If you are asking, "What happened to days 1 and 2?" set your mind at ease. There is no entry for days one or two.
Catching up: after running around my house frantically all day Tuesday I caught the 7 pm ferry from Tahlequah and made it down to Sonya's place in Vancouver a little after 10 pm.
Yesterday I got up and drove over to Scappoose to visit my old friend Marilyn.
Marilyn was my first female friend on Vashon when I first arrived in 1972. She is now living with her second husband, Mike, and their dog Shiloh, on a boat that is moored on the Willamette River in Scappoose. They spend their days working on making the boat fit for travel. At this time that means scraping off years of old paint so they can sand and put on new paint. Marilyn took me out to lunch at Ichabod's, and we caught up.
Marilyn was part of my original group of friends on Vashon all those years ago and she knew Rick well. He called her "Marvelyn." Marvelous Marilyn, and she was. She and her husband then, Kyle, divorced after their son grew up and she left the island to seek a new life. Now she and Mike are starting over again in retirement. The starting over seems to involve a lot of sweaty work on the boat before the sailing off into the sunset begins.
Full circle: In 1971 a friend invited me to Vashon Island to help him and his friends build a ferro-concrete sailing boat, with a goal of sailing off around the world and singing and playing music. I told everyone in California that no one had ever invited me to sail off into the sunset before, and I came up to Vashon Island to check it out. The first person I met here the day I arrived was Rick, but we didn't figure out we were supposed to get married until years later.
But I digress.
The route from Vancouver to Scappoose goes through Portland, and it was a pleasant drive both ways. I've never spent much time in Portland, only driven through, and I began to get a feel for what a spread-out place it is. Like Seattle it is divided by water, chiefly the Columbia and Willamette Rivers and their various offshoots.
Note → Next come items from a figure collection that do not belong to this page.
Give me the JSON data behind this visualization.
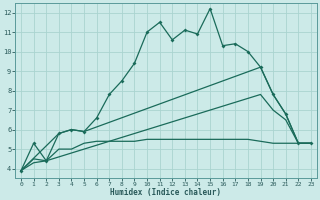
{
  "xlabel": "Humidex (Indice chaleur)",
  "background_color": "#cceae8",
  "grid_color": "#aad4d0",
  "line_color": "#1a6b5a",
  "axis_color": "#2a5a5a",
  "xlim": [
    -0.5,
    23.5
  ],
  "ylim": [
    3.5,
    12.5
  ],
  "xticks": [
    0,
    1,
    2,
    3,
    4,
    5,
    6,
    7,
    8,
    9,
    10,
    11,
    12,
    13,
    14,
    15,
    16,
    17,
    18,
    19,
    20,
    21,
    22,
    23
  ],
  "yticks": [
    4,
    5,
    6,
    7,
    8,
    9,
    10,
    11,
    12
  ],
  "line1_x": [
    0,
    1,
    2,
    3,
    4,
    5,
    6,
    7,
    8,
    9,
    10,
    11,
    12,
    13,
    14,
    15,
    16,
    17,
    18,
    19,
    20,
    21,
    22,
    23
  ],
  "line1_y": [
    3.9,
    5.3,
    4.4,
    5.8,
    6.0,
    5.9,
    6.6,
    7.8,
    8.5,
    9.4,
    11.0,
    11.5,
    10.6,
    11.1,
    10.9,
    12.2,
    10.3,
    10.4,
    10.0,
    9.2,
    7.8,
    6.8,
    5.3,
    5.3
  ],
  "line2_x": [
    0,
    1,
    2,
    3,
    4,
    5,
    6,
    7,
    8,
    9,
    10,
    11,
    12,
    13,
    14,
    15,
    16,
    17,
    18,
    19,
    20,
    21,
    22,
    23
  ],
  "line2_y": [
    3.9,
    4.5,
    4.4,
    5.0,
    5.0,
    5.3,
    5.4,
    5.4,
    5.4,
    5.4,
    5.5,
    5.5,
    5.5,
    5.5,
    5.5,
    5.5,
    5.5,
    5.5,
    5.5,
    5.4,
    5.3,
    5.3,
    5.3,
    5.3
  ],
  "line3_x": [
    0,
    3,
    4,
    5,
    19,
    20,
    21,
    22,
    23
  ],
  "line3_y": [
    3.9,
    5.8,
    6.0,
    5.9,
    9.2,
    7.8,
    6.8,
    5.3,
    5.3
  ],
  "line4_x": [
    0,
    1,
    2,
    3,
    4,
    5,
    6,
    7,
    8,
    9,
    10,
    11,
    12,
    13,
    14,
    15,
    16,
    17,
    18,
    19,
    20,
    21,
    22,
    23
  ],
  "line4_y": [
    3.9,
    4.3,
    4.4,
    4.6,
    4.8,
    5.0,
    5.2,
    5.4,
    5.6,
    5.8,
    6.0,
    6.2,
    6.4,
    6.6,
    6.8,
    7.0,
    7.2,
    7.4,
    7.6,
    7.8,
    7.0,
    6.5,
    5.3,
    5.3
  ]
}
Made it back home to Sonya's in time to be barked at by her renter's two dachshunds for a couple of hours (note to self: no matter how charming and cute, never get a dachshund), and then have a dinner made entirely of veggies from Sonya's garden, except for a little grated cheese on top. Yum.
Today I head south. I was debating whether to take I-5 or go down 99 ... or cut over to the coast south of Portland. Maybe stop and take a gander at the Spruce Goose, ho ho.
Supposed to be in Watsonville by tomorrow evening, but moving slowly, I admit. Very strange to be on this trip without Rick at home, without his dad and step-mom in Sonoma or my cousin Nancy in Benicia. Step-mom Diane is in Europe, and Nancy's sister Charlotte is who knows where, camping out while her village that almost burned gets power and water restored.
It's a new trip and a new life. Guess I better saddle up and get going.